Kanzaki Specialty Papers Inc. is a wholly owned subsidiary of the New 0ji Paper Co. of Japan. In 1991, Kanzaki Specialty Papers Inc. made about $40 million in sales of jumbo roll thermal facsimile paper to customers in North America. Watanabe, a Japanese citizen, currently lives and works in Japan for the New Oji Paper Co.

Kanzaki agreed to pay $4.5 million and Watanabe agreed to pay $165,000 in criminal fines.

Mitsubishi Corporation is a Japanese trading house that distributes goods worldwide with total 1991 sales of over $130 billion. Its fax paper sales shipped to the U.S. market were about $5 million in 1991. It has agreed to pay a $1.26 million dollar criminal fine.

Mitsubishi International Corporation is headquartered in New York, New York. It distributes a variety of Japanese manufactured products in the U.S. In 1991 it had about $5 million in U.S. sales of fax paper. It has agreed to pay a $540,000 criminal fine.
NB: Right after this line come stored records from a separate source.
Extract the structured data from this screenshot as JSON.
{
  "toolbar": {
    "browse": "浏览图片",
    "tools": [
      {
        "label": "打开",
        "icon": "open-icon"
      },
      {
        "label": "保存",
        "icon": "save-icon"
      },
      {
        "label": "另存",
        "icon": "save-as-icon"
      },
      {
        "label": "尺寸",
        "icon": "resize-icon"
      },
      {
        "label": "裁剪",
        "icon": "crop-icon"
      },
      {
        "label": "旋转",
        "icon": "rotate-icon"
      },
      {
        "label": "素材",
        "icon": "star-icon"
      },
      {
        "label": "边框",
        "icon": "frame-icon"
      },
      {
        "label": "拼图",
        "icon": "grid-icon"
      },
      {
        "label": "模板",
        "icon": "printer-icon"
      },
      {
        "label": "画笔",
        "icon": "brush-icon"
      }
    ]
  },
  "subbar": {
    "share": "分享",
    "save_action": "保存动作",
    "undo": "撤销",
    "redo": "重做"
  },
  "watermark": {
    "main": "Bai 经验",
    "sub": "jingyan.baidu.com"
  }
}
Thermal fax paper is coated with a chemical composition that allows it to image by a transfer of energy from a thermal print head. It is used primarily by small businesses and home fax machine owners.

The Canadian and United States authorities are continuing their joint investigation into the fax paper industry pursuant to the Mutual Legal Assistance Treaty (MLAT) between the two countries. This case represents the first joint criminal antitrust prosecution with Canadian competition authorities, the Department said.

Bingaman said, "This investigation is an important step forward in the use of the MLAT to prosecute cross-border antitrust crimes that lead to higher prices for consumers in both Canada and the United States."

The maximum penalty for a corporation convicted under the Sherman Act is a fine of $10 million, twice the pecuniary gain the corporation derived from the crime, or twice the pecuniary loss caused to the victims of the crime, whichever is greater.

The maximum penalty for an individual convicted under the Sherman Act is three years in prison and a fine of $350,000, twice the pecuniary gain the individual derived from the crime, or twice the pecuniary loss caused to the victims of the crime, whichever is greater.